Pranam Walekum is a Hindi film which is the maiden directorial venture of  the award-winning actor Sanjay Mishra with Giselli Monteiro, Shilpa Shukla, Vindu Dara Singh, Tia Singh on the leads along with Irrfan Khan in a cameo. It is produced under Khushi Motion Pictures and expected to be released by the end of 2015. According to  Sanjai Mishra, the film is about a society which is losing innocence and simplicity.

Synopsis
Set in a remote society, the movie is all about  the chaos and confusion as a result of  a group of people's increased interest in subjects that don't belong to them. The movie focus on a society which lacks innocence and simplicity.

Cast
 Irrfan Khan in a cameo
 Giselli Monteiro
 Shilpa Shukla
 Vijay Raaz
 Tia Singh as a mentally challenged girl
 Manu Rishi
 Sanjay Mishra
 Manoj Pahwa
 Vindu Dara Singh

Production
Pranam Walekum  is produced by Bhushan Sharma and Sandiip Kapur. Hitting the floors in the early 2011, the movie is delayed due to many reasons.

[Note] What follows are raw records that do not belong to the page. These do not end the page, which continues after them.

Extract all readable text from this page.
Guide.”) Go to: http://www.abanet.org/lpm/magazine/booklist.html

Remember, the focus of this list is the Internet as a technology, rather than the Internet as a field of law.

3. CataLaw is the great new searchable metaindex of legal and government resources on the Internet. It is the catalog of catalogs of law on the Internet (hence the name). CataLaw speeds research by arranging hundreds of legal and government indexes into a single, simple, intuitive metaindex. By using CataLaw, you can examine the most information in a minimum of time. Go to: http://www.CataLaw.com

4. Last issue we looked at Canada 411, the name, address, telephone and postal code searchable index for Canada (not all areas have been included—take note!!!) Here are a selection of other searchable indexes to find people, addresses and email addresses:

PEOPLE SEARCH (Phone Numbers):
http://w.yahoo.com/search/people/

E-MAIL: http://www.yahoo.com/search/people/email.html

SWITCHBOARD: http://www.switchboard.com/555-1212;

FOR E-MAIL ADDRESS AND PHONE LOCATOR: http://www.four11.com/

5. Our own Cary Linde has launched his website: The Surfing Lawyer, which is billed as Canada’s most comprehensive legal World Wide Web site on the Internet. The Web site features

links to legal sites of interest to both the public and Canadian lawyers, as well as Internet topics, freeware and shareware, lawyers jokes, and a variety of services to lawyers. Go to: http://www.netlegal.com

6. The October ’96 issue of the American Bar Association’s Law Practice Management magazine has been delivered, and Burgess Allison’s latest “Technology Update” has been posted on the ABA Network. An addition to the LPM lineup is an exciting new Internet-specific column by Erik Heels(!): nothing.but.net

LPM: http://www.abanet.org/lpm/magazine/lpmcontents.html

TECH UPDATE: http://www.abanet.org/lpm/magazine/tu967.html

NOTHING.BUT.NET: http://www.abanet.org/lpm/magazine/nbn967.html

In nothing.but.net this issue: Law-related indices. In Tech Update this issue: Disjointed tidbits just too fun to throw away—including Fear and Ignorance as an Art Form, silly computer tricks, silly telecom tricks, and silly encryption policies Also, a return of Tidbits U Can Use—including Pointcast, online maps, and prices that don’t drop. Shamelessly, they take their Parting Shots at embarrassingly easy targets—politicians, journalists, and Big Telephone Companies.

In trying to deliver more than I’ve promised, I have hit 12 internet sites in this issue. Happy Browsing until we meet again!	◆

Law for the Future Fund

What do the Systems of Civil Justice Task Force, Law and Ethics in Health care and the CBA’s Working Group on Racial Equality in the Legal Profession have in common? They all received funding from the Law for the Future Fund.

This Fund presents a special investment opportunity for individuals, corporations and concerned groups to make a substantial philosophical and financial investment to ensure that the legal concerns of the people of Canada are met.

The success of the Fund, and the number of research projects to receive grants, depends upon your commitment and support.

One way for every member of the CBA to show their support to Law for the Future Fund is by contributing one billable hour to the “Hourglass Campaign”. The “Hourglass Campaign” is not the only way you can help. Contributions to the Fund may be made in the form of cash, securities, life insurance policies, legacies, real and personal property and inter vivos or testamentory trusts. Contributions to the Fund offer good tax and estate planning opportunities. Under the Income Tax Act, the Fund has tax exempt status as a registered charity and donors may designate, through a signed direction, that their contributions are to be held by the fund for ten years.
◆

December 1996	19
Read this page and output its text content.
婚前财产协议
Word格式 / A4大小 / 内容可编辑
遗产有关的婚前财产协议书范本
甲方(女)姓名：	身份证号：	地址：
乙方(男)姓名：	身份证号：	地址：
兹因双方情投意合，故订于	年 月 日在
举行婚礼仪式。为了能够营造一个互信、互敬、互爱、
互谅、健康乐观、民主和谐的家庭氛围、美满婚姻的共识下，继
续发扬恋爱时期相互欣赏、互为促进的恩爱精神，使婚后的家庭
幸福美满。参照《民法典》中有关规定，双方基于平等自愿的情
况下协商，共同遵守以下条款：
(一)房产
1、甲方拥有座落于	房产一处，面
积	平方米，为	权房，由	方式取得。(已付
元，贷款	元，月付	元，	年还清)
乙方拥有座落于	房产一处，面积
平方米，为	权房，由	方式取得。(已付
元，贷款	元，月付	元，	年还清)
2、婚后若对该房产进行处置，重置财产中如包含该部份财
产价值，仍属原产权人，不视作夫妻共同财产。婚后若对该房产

According to the crew, the movie can be placed in the off beat genre & intellectual cinema. Director stated that the movie is similar to the art film movement of 1970's but a different and refreshing take. The movie also marks the debut of the popular Delhi based model Tia Singh who is going to play a mentally challenged girl. The shooting happened mostly at Maharashtra, Delhi and Gurgaon. Irrfan Khan was roped into the film for doing a cameo. The movie also had to face objections from the Delhi Development Authority because of lacking proper permission for shooting.